El proceso químico del amor se produce en el cerebro y con las endorfinas como flechas de Cupido



  • Según los expertos, las endorfinas pueden considerarse una droga, pues crean adicción.
  • Una sustancia que se produce en el sexo está también en el chocolate.
  • Pese a que siempre hablamos del corazón, todos los procesos se dan en el cerebro.

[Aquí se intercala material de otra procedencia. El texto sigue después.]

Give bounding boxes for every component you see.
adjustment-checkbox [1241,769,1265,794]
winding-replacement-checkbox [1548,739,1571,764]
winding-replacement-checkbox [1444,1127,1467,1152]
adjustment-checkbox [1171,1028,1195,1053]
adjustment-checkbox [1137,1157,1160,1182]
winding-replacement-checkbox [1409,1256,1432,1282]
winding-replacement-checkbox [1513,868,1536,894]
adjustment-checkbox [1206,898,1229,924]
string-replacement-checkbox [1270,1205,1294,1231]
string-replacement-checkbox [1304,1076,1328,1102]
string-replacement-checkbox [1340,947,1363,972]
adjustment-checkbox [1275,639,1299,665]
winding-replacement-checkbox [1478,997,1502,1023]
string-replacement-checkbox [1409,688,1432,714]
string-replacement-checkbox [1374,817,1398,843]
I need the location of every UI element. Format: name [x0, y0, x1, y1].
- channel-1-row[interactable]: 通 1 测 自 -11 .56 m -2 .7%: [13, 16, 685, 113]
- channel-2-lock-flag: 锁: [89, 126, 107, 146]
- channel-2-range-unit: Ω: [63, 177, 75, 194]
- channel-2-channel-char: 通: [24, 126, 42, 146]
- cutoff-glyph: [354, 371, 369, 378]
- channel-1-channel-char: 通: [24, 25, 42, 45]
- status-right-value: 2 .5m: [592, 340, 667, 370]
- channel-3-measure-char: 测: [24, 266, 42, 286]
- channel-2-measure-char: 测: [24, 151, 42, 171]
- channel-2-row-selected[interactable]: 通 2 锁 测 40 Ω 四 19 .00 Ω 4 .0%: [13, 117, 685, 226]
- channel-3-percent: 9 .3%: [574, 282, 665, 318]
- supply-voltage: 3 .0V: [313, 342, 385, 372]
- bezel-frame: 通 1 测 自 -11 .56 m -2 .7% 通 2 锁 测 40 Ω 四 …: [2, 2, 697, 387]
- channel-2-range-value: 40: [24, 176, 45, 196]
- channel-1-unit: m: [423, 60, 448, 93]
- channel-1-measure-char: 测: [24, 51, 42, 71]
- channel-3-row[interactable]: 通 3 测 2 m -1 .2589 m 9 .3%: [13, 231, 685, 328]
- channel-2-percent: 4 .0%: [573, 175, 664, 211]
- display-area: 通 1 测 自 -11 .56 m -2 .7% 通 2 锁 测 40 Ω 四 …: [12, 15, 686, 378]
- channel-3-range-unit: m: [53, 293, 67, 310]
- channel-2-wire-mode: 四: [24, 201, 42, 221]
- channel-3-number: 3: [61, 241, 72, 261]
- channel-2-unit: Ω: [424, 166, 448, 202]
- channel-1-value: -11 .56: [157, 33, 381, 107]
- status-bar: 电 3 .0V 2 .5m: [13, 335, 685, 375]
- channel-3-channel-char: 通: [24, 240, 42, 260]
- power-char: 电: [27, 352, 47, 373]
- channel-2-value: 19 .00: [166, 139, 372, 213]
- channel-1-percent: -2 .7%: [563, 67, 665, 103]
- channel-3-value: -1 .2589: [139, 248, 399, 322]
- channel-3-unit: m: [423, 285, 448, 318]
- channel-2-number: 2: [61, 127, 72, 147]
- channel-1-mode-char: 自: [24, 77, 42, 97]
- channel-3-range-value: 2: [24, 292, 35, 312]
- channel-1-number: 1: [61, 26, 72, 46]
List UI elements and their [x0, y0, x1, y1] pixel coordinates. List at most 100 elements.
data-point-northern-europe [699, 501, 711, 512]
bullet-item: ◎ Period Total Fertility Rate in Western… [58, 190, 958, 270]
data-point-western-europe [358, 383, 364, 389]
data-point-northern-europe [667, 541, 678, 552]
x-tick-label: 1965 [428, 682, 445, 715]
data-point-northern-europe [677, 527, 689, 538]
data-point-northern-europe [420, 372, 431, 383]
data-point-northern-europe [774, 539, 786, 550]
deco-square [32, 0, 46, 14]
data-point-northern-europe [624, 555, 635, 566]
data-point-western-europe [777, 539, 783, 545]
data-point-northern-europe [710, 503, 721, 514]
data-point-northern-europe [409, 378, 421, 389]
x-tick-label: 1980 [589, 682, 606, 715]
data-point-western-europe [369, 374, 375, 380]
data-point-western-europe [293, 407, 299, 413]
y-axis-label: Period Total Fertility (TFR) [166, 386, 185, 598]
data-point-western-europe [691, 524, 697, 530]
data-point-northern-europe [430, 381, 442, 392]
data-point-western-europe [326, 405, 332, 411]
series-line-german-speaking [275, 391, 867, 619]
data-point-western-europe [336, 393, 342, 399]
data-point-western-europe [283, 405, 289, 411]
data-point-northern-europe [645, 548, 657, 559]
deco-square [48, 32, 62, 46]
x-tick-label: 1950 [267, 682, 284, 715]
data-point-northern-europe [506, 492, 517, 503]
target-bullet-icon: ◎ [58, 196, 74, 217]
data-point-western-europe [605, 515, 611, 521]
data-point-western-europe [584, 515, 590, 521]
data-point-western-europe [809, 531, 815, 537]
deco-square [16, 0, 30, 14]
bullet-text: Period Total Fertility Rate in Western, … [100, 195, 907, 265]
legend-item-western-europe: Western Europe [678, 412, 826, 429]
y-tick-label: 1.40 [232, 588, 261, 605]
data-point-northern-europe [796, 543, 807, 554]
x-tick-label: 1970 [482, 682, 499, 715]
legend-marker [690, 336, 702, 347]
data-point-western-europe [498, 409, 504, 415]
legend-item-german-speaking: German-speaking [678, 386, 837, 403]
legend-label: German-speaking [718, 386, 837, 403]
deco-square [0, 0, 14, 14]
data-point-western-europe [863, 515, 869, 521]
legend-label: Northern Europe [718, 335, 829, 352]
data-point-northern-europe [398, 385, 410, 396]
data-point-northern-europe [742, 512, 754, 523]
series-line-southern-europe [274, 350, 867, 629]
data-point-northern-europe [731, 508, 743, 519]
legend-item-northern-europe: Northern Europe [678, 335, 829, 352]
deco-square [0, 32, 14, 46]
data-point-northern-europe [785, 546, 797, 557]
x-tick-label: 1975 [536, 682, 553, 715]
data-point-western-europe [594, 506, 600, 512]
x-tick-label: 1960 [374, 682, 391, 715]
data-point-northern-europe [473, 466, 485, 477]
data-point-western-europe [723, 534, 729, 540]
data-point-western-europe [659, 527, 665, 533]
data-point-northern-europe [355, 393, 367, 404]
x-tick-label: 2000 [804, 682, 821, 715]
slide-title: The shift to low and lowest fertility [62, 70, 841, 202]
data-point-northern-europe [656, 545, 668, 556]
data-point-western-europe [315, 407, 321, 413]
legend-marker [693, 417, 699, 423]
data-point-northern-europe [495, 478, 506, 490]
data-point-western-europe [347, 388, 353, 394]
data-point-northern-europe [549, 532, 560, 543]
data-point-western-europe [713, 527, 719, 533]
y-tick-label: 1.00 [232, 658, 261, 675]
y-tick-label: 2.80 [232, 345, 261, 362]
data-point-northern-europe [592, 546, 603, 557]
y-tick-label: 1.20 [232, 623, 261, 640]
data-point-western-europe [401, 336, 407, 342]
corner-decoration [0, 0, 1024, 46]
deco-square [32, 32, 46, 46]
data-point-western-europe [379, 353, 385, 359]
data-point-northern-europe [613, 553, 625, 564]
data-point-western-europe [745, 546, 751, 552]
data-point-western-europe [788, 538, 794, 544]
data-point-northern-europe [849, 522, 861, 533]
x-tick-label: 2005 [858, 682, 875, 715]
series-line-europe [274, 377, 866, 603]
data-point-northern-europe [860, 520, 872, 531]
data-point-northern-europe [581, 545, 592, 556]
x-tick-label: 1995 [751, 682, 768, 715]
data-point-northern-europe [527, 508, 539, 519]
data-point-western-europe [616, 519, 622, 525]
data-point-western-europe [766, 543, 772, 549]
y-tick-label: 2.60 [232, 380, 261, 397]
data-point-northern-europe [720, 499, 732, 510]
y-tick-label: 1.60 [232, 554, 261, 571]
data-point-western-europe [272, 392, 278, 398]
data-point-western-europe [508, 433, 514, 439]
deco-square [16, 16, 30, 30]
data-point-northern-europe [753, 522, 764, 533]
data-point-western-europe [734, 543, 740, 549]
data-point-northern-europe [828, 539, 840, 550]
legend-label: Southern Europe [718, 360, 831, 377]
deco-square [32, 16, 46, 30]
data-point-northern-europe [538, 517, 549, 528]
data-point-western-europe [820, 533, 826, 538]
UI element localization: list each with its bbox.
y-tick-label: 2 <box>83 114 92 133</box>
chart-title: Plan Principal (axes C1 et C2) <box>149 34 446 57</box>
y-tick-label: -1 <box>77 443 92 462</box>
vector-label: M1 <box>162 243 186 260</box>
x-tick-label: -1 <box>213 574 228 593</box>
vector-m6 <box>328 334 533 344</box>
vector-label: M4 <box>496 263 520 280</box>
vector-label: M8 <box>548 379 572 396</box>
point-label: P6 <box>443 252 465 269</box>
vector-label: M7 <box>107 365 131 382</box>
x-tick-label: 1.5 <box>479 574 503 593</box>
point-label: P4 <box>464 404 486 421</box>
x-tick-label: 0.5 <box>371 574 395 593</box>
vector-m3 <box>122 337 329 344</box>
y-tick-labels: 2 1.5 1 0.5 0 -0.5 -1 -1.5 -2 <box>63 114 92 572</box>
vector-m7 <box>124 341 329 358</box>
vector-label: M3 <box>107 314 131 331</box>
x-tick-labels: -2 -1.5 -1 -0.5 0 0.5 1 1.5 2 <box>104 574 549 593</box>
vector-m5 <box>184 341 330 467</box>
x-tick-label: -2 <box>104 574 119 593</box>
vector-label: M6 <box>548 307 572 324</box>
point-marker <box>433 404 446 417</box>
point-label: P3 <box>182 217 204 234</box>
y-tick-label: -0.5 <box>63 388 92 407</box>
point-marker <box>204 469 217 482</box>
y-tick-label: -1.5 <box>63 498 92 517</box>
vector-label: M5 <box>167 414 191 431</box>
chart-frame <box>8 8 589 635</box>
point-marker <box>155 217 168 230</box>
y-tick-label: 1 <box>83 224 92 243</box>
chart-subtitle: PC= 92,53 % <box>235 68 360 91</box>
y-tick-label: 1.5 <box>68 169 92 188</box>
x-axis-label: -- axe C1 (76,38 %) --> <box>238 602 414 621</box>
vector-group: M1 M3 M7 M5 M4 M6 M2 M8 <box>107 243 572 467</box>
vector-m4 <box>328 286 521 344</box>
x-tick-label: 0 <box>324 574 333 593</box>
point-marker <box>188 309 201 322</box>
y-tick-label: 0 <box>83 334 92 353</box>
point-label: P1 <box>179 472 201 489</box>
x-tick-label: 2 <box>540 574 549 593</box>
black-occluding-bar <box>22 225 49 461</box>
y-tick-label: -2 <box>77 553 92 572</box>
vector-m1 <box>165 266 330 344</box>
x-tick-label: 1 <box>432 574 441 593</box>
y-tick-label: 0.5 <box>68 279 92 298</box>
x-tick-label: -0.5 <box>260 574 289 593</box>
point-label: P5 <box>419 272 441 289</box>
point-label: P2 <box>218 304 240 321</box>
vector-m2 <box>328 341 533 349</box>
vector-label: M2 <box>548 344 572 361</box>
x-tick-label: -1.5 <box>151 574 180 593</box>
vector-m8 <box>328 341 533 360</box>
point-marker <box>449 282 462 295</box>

          Si los poetas románticos levantaran la cabeza descubrirían asombrados que esa pulsión, ese "fuego helado" en el que se consumían por sus amadas estaba provocado por algo tan físico como la dinámica química que arrastran las endorfinas, un tipo de hormonas.
      El psiquiatra José Miguel Gaona explicó que el amor, aunque no suene "especialmente romántico", no deja de ser una conjunción de reacciones químicas, ligadas a otros estímulos como alimentación, actividad sexual "o aficiones similares".
      Los expertos aseguran que no nos enamoramos "para que nos sintamos bien por ser el centro del universo" sino para procrear.
      Ese tipo de reacciones tienen una función determinada, como es crear vínculos que permitan cuidar a la descendencia, "no para que nos sintamos bien porque los humanos seamos el centro del universo", puntualizó.
      Las endorfinas
      "Es hielo abrasador. Es fuego helado. Es herida que duele y no se siente", así definía Quevedo esta emoción causada, según Gaona, por las endorfinas, unas hormonas que actúan como neurotransmisores y que aumentan en los momentos placenteros de la vida.
      En concreto, intervienen la norepinefrina, la dopamina y la feniletilamina. Y es que, a pesar de la ingente cantidad de corazones en mil formatos que se regalarán el próximo 14 de febrero durante San Valentín, los sentimientos no se generan en el corazón, sino en el cerebro.
      Las fases del amor
      Nos enamoramos paso a paso, en tres fases distintas:
  • Primera fase: reconocemos en la pareja actitudes, virtudes y otros elementos clave que responden a la frase "me parece atractivo", explicó Gaona.
  • Segunda fase: "es el momento de las fantasías desbocadas, en el que atribuimos cualidades extraordinarias a nuestra pareja debido al bienestar endorfínico que nos produce su cercanía".
  • Tercera y cuarta fase: En las dos últimas etapas hay más trato y actividades en común, y se crea un vínculo emocional y sexual, con una segregación importante de la feniletilamina, que también aparece en el chocolate, de ahí que no sea casual que se considere a este dulce como a un sustitutivo del sexo.
El amor es una droga

      Quienes comparan el amor con una droga no carecen de razón, es precisamente cuando deja de segregarse esta sustancia cuando surgen los problemas, y es que las endorfinas, junto con las apomorfinas, son las hormonas que inducen a la adicción.
      Gaona considera que las relaciones no tienen por qué terminar una vez que acabe el amor romántico, a pesar de que esta sensación sea "sumamente adictiva".
      Y es aquí donde los poetas románticos tienen cierta culpa de los problemas de pareja de hoy en día, "hasta el XIX nadie se casaba por amor, sino por intereses, mientras que el amor se reservaba para los amantes".